The Consumer Financial Protection Bureau is proposing a new category of qualified mortgages called Seasoned QM, which would require loans to meet certain performance requirements over a 36-month seasoning period.
The CFPB said they hope this new category will “encourage innovation and help ensure access to responsible, affordable mortgage credit.”
In order to qualify as a Seasoned QM, loans would have to be first-lien, fixed rate transactions that comply with general restrictions on product features and points and fees and meet certain underwriting requirements.
During the seasoning period, creditors would have to hold these loans on portfolio. In addition, to be eligible to become a Seasoned QM, creditors must have considered and verified the consumer’s debt-to-income ratio (DTI) or residual income at origination.

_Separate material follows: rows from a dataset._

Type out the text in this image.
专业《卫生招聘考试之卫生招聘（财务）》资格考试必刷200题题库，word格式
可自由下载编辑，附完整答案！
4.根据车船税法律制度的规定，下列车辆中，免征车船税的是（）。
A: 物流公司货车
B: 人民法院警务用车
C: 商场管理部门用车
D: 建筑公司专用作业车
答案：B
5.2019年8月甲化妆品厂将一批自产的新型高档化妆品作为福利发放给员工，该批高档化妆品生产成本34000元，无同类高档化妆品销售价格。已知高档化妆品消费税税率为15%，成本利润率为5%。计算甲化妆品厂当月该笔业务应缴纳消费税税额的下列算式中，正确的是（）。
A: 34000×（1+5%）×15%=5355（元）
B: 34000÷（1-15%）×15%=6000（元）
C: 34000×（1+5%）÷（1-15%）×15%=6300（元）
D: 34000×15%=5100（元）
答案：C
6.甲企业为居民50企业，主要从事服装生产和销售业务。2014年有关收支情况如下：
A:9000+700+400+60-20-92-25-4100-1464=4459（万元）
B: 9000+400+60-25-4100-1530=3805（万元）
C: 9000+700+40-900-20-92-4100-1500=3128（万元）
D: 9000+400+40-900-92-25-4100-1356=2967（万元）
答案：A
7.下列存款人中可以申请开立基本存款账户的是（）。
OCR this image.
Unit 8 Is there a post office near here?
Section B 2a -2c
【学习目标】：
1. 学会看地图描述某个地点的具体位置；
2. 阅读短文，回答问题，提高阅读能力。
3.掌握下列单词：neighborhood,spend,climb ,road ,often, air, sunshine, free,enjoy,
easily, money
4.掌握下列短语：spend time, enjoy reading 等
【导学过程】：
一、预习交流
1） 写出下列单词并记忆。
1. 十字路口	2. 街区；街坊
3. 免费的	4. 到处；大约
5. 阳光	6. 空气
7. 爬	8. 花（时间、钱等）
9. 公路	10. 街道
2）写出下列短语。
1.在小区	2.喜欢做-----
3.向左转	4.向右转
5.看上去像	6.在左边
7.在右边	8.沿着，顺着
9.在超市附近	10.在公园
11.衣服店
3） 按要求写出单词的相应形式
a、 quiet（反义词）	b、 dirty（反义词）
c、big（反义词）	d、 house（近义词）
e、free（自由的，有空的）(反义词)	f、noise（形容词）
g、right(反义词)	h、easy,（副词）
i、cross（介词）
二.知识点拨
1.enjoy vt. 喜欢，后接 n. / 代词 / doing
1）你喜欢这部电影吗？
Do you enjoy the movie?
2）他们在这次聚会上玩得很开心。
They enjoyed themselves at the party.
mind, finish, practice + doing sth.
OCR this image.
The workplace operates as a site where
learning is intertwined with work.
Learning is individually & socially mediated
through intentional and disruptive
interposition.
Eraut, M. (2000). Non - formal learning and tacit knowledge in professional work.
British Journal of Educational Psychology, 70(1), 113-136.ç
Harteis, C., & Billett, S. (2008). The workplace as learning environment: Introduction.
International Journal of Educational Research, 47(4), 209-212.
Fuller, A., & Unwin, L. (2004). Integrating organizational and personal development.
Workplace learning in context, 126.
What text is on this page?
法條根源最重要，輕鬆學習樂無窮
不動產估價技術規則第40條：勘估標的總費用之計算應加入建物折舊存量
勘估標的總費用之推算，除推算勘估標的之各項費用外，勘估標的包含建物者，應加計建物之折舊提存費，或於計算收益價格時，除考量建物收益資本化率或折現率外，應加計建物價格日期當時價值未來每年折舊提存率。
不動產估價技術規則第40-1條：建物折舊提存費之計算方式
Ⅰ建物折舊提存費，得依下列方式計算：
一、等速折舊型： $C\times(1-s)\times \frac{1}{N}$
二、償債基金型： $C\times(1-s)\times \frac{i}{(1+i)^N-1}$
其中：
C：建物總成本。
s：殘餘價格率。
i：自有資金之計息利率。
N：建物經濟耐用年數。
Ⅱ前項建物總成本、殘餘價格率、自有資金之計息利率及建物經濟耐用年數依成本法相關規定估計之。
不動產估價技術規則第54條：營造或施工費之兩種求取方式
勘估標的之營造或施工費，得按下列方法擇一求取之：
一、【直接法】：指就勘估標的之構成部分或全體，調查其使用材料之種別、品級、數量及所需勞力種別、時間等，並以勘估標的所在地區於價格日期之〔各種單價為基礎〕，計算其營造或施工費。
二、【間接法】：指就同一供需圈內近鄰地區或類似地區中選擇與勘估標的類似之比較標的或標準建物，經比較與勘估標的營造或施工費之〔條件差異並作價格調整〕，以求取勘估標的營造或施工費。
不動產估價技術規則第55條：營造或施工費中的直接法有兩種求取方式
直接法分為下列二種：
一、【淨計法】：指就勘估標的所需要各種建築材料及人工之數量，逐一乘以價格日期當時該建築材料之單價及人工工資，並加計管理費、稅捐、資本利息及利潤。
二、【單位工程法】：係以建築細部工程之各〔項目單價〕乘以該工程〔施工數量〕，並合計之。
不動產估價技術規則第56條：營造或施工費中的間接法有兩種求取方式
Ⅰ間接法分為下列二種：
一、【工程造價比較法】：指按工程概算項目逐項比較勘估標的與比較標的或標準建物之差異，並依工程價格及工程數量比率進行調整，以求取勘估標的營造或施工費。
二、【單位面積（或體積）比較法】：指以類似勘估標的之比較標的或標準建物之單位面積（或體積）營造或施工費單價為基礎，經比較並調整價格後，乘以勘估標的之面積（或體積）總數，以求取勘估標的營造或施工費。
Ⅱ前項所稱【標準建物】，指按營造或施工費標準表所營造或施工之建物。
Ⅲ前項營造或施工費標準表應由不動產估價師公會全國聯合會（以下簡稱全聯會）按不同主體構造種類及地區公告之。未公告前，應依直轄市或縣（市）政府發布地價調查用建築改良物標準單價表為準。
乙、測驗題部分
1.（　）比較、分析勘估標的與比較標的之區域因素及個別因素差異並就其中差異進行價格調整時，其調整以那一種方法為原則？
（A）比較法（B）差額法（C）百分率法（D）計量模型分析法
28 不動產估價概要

The performance requirements for Seasoned QM mean that covered transactions can have no more than two 30-day delinquencies and no delinquencies of 60 or more days at the end of the seasoning period. Significantly in this COVID-19 environment, the CFPB notes that “should there be a disaster or pandemic-related national emergency and as long as certain conditions are met, the proposal would not disqualify a loan from becoming a Seasoned QM for the failure to make full contractual payments if the consumer receives a temporary payment accommodation.”
“Today’s proposal continues the Bureau’s work to encourage safe and responsible innovation in the mortgage origination market,” said CFPB Director Kathy Kraninger. “Our goal through our very deliberative rulemaking process is to protect, promote and preserve the financial well-being of American consumers while at the same time offering access to responsible, affordable mortgage credit.”
The CFPB has already issued two other notices of proposed rulemaking this summer: one amending the QM definition in Regulation Z that eliminates the DTI requirement, and the other extending the QM Patch.